I – Des camps d'internement : pour quoi faire ?

1. L’ennemi intérieur.

Si la guerre permet de désigner un ennemi de façon claire, tout conflit oblige à se protéger d’ennemis moins facilement reconnaissables qui, pense-t-on, peuvent saper de l’intérieur la force du pays à défendre. Aussi, tout ressortissant du pays contre lequel les armes vont ou viennent d’être prises devient a priori suspect et potentiellement dangereux. 

Cette attitude n’est pas l’apanage du régime qui s’est mis en place dans la tourmente de la défaite et de l’Occupation. La volonté de retenir dans un périmètre contrôlé les suspects étrangers apparaît dès l'aube du XXe siècle. La période de la Première Guerre mondiale marque le début d’une rétention plus large et plus organisée de tous ceux qui pouvaient devenir suspects ou dangereux pour la sécurité du pays 318 . À l'époque, la rétention des prisonniers de guerre représentait déjà un instrument de représailles non négligeable. Véritables otages, le traitement qui leur était réservé suivait l’intensité, souvent en réplique exacte, des mauvais traitements subis par les compatriotes retenus par le camp adverse. Les mesures de rétorsion vont bientôt s'étendre à la population civile. Elles concernent autant certains Français que des étrangers soupçonnés de porter tort à la Patrie : prostituées accusées de contaminer la troupe, vagabonds et errants susceptibles par leur mobilité de colporter ou de vendre des renseignements utiles à l’ennemi sont les premiers désignés pour être placés derrière des mursou des barbelés. Néanmoins, c’est surtout sur les étrangers, et en premier lieu les ressortissants du pays ennemi, que les représailles vont s’abattre.

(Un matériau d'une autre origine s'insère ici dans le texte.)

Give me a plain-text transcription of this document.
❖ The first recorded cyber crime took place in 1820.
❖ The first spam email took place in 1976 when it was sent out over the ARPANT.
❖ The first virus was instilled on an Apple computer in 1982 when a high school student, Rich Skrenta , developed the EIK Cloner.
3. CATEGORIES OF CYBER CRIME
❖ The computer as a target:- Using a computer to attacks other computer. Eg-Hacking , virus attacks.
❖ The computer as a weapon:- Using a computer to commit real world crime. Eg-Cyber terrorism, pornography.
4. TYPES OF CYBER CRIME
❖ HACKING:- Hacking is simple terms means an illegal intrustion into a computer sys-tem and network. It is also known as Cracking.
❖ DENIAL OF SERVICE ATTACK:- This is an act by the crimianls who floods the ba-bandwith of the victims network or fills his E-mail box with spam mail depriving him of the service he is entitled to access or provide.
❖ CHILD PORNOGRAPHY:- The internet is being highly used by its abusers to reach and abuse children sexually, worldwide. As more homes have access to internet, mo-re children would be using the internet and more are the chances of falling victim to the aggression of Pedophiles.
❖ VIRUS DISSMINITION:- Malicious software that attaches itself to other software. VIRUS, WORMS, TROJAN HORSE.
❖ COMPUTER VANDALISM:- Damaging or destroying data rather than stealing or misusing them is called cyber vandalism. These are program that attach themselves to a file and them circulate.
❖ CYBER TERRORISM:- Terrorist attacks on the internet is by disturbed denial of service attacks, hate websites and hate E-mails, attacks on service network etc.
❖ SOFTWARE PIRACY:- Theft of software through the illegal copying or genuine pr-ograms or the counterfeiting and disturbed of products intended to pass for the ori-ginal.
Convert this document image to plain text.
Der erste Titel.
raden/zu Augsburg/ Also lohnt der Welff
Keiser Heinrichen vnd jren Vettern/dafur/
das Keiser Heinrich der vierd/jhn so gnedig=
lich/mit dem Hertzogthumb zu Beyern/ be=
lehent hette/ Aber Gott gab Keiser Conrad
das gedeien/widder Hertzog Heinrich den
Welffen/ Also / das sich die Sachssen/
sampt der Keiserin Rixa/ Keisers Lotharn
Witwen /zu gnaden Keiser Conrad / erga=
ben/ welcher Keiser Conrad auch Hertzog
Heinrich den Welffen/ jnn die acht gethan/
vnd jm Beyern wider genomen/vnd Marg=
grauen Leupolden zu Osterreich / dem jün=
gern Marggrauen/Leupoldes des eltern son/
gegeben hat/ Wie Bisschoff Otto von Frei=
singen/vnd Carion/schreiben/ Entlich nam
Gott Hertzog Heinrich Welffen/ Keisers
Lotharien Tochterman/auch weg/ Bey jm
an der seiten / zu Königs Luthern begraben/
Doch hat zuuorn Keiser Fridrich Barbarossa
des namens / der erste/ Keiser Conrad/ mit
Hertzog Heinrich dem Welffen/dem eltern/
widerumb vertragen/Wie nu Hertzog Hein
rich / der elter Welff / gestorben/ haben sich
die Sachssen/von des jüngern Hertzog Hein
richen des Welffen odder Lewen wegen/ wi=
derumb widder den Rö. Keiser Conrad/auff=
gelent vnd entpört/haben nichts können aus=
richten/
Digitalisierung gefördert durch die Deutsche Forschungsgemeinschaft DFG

Une fois la guerre déclarée, les frontières devenues étanches ne permettent plus de renvoyer dans leur pays d’origine ceux qui, bien que civils, sont considérés comme des ennemis. Ainsi, dans des conditions improvisées et plus ou moins efficaces, plusieurs milliers d’étrangers se trouvent enfermés 319 , devenant eux aussi des otages. Le fait que la mesure de rétention relève d’une décision administrative est une nouveauté qui n’est pas sans provoquer quelques interrogations. Certains juges saisis par des étrangers contestant la mesure qui leur est imposée se déclarent incompétents. Pour eux, l’internement administratif ne relève que de l’exécutif et non du judiciaire. Cette emprise du pouvoir administratif n’est pas sans incidence sur le caractère arbitraire des mesures d’internement. Les critères selon lesquels les internements sont prononcés restent les plus larges possible. La nécessité de prévenir toute action susceptible de porter atteinte à la sûreté de l’État offre un éventail étendu d’appréciation de ce qui est menaçant et de ce qui ne l’est pas. Corrélative de ce système, la possibilité de dérogations renforce son opacité. Mesures de contraintes ou levées de leur application ne répondent qu’à des critères interprétables et ne sont susceptibles d’aucun recours.

C’est donc sur une échelle relativement importante qu’un système d’internement se mit en place entre 1914 et 1918. À ce système correspond une puissance administrative préfigurant la logique qui sera à l’œuvre vingt ans plus tard illustrant la coexistence difficile entre méfiance et devoir d'asile .

Notes
318.

L'ouvrage de Jean-Claude FARCY, évoqué dans la première partie, reste l' étude de référence sur le phénomène concentrationnaire durant la Première Guerre mondiale.

319.

Cette pratique est généralisée à l’époque tant en Allemagne qu’en Autriche.